Human beings are naturally biased about — well, almost everything. From movies to food to parenting, people have deeply rooted and specific opinions on virtually any topic, often without substantive reasoning or particular rationale. In most cases this aspect of human adaptation is harmless and even potentially humorous. But when it comes to HR professionals and the need to hire new talent, unbiased recruitment becomes a top-priority issue.
How do hiring managers make sure they're not accidentally short-listing or short-changing a candidate thanks to an unconscious, preexisting bias? Can organizations achieve reliable resume reading with humans at the helm?
The Challenge with People
Resume bias is a well-documented phenomenon. Recruiters may unintentionally align with candidates preferred interests or reject them due to preconceived notions about social status, gender or ethnicity. In almost all cases this bias sits below the surface, meaning HR professionals are doing their best to be impartial but are hampered by the nature of human experience.
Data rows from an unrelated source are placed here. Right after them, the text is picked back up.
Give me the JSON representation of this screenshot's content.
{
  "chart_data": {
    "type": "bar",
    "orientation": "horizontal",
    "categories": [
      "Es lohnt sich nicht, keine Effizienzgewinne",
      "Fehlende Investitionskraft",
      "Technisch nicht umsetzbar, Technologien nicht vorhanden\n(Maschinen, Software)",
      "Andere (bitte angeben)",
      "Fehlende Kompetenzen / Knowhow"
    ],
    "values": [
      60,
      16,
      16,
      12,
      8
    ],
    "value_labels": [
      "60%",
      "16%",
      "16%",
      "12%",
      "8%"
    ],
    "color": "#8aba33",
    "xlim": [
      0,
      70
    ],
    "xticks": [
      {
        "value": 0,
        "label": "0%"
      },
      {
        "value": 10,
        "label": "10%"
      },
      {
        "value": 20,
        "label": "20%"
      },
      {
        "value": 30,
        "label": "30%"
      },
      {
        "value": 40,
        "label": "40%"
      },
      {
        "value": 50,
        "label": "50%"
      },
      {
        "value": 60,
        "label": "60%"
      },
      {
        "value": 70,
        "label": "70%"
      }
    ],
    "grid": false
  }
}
According to Harvard Business Review, prestigious law firms prefer to hire high status men over all other candidates, including high status women. Why the gap? Attorneys in charge of hiring — in addition to female lawyers — note that the prevailing sentiment considers higher status women to be flight risks, predicated on worries that they'll leave the profession after childbirth or because they already have enough money. And while the Chicago Tribune reports that differing HR responses based on the link between names and ethnicity are in decline, other research points to ongoing and persistent bias. What's the bottom line? Despite the best efforts by HR personnel, unbiased recruitment is a monumental task given the nature of unconscious perception.
Changing the Model
So how do organizations limit the chance of bias in hiring and avoid the potential legal issues that could result if substantive bias is repeatedly shown? Data is the key!
While in-person interviews have historically been used to measure a candidate's soft skills, such as communication, empathy or friendliness, many firms are now moving toward digital interviewing to both limit travel costs and speed up the hiring process. As noted by Venture Beat, new technologies now make it possible to capture and store data from these interviews, in turn giving recruiters substantive information to leverage when making final hiring decisions rather than relying on personal recollection or handwritten notes.
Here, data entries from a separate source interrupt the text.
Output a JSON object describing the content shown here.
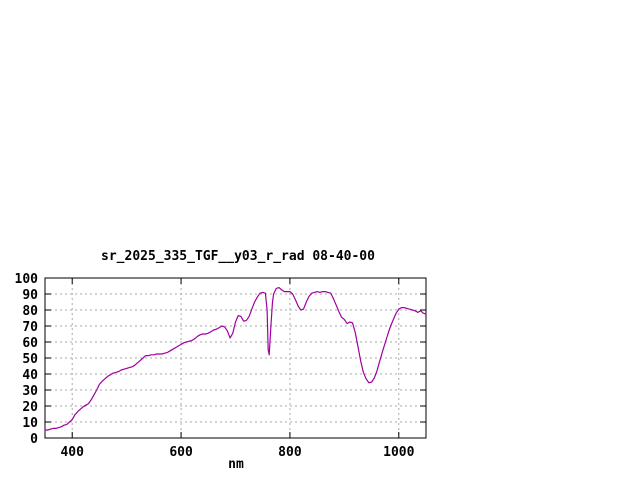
{
  "chart_data": {
    "type": "line",
    "title": "sr_2025_335_TGF__y03_r_rad 08-40-00",
    "xlabel": "nm",
    "ylabel": "",
    "xlim": [
      350,
      1050
    ],
    "ylim": [
      0,
      100
    ],
    "x_ticks": [
      400,
      600,
      800,
      1000
    ],
    "y_ticks": [
      0,
      10,
      20,
      30,
      40,
      50,
      60,
      70,
      80,
      90,
      100
    ],
    "grid": "dashed",
    "legend": "none",
    "colors": {
      "line": "#A000A0",
      "grid": "#A8A8A8",
      "axis": "#000000",
      "background": "#FFFFFF"
    },
    "series": [
      {
        "name": "sr_2025_335_TGF__y03_r_rad 08-40-00",
        "x": [
          350,
          355,
          360,
          365,
          370,
          375,
          380,
          385,
          390,
          395,
          400,
          405,
          410,
          415,
          420,
          425,
          430,
          435,
          440,
          445,
          450,
          455,
          460,
          465,
          470,
          475,
          480,
          485,
          490,
          495,
          500,
          505,
          510,
          515,
          520,
          525,
          530,
          535,
          540,
          545,
          550,
          555,
          560,
          565,
          570,
          575,
          580,
          585,
          590,
          595,
          600,
          605,
          610,
          615,
          620,
          625,
          630,
          635,
          640,
          645,
          650,
          655,
          660,
          665,
          670,
          675,
          680,
          685,
          690,
          695,
          700,
          705,
          710,
          715,
          720,
          725,
          730,
          735,
          740,
          745,
          750,
          755,
          758,
          760,
          762,
          765,
          768,
          770,
          775,
          780,
          785,
          790,
          795,
          800,
          805,
          810,
          815,
          820,
          825,
          830,
          835,
          840,
          845,
          850,
          855,
          860,
          865,
          870,
          875,
          880,
          885,
          890,
          895,
          900,
          905,
          910,
          915,
          920,
          925,
          930,
          935,
          940,
          945,
          950,
          955,
          960,
          965,
          970,
          975,
          980,
          985,
          990,
          995,
          1000,
          1005,
          1010,
          1015,
          1020,
          1025,
          1030,
          1035,
          1040,
          1045,
          1050
        ],
        "y": [
          5,
          5,
          5.5,
          6,
          6,
          6.5,
          7,
          8,
          8.5,
          10,
          11.5,
          14.5,
          16.5,
          18,
          19.5,
          20.5,
          21.5,
          24,
          27,
          30,
          33.5,
          35.5,
          37,
          38.5,
          39.5,
          40.5,
          41,
          41.5,
          42.5,
          43,
          43.5,
          44,
          44.5,
          45.5,
          47,
          48.5,
          50,
          51.5,
          51.5,
          52,
          52,
          52.5,
          52.5,
          52.5,
          53,
          53.5,
          54.5,
          55.5,
          56.5,
          57.5,
          58.5,
          59.5,
          60,
          60.5,
          61,
          62,
          63.5,
          64.5,
          65,
          65,
          65.5,
          66.5,
          67.5,
          68,
          69,
          70,
          69.5,
          67,
          62.5,
          65.5,
          72.5,
          76.5,
          76,
          73,
          73.5,
          76,
          80.5,
          85,
          88,
          90.5,
          91,
          90.5,
          80,
          55,
          52,
          70,
          85,
          90,
          93.5,
          94,
          92.5,
          91.5,
          91.5,
          91.5,
          90,
          86.5,
          82.5,
          80,
          80.5,
          85,
          88.5,
          90.5,
          91,
          91.5,
          91,
          91.5,
          91.5,
          91,
          90.5,
          87,
          83,
          79,
          75.5,
          74,
          71.5,
          72.5,
          72,
          66,
          57,
          48,
          41,
          37,
          34.5,
          35,
          37.5,
          42,
          48,
          54,
          59.5,
          65,
          70,
          74,
          78,
          80.5,
          81.5,
          81.5,
          81,
          80.5,
          80,
          79.5,
          78.5,
          79.5,
          78,
          77.5
        ]
      }
    ]
  }
}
Using Tech to Eliminate Bias
But what about the pre-interview process? How can HR teams be certain that they're treating all resumes fairly, since everyone in the department has their own personal bias? It all starts with name-blindness. By adopting a system where resumes can be submitted digitally or scanned into a software solution like ADP Recruiting Management's Visual Search, which then sorts the documents by skill rather than name, gender, age or ethnicity, HR leaders should be able to circumvent some of these unintended biases. When hiring managers begin the search for new talent they simply input criteria to bring up a list of matching candidates, along with other skills these candidates listed on their resume.
With this type of recruiting tool, top candidates can be more easily identified, and by changing the targeted skill set recruiters can easily access different portions of the candidate pool. The result is that rather than sifting through stacks of resumes — spending a few minutes on each while trying to be mindful of potential bias — HR recruiting pros can effectively blind themselves to nonessential information and ensure candidates are evaluated entirely on their strength of skill alone. Once short-listed, technology can help narrow down the ideal hire, all based on observable and objective data.
Bias is a natural human condition. In recruiting, however, even unconscious bias can impact hiring decisions and lead to ideal candidates being passed over by accident. New technologies, however, come with the potential to obfuscate extraneous data while accentuating key skills to help organizations achieve the elusive goal of unbiased recruitment.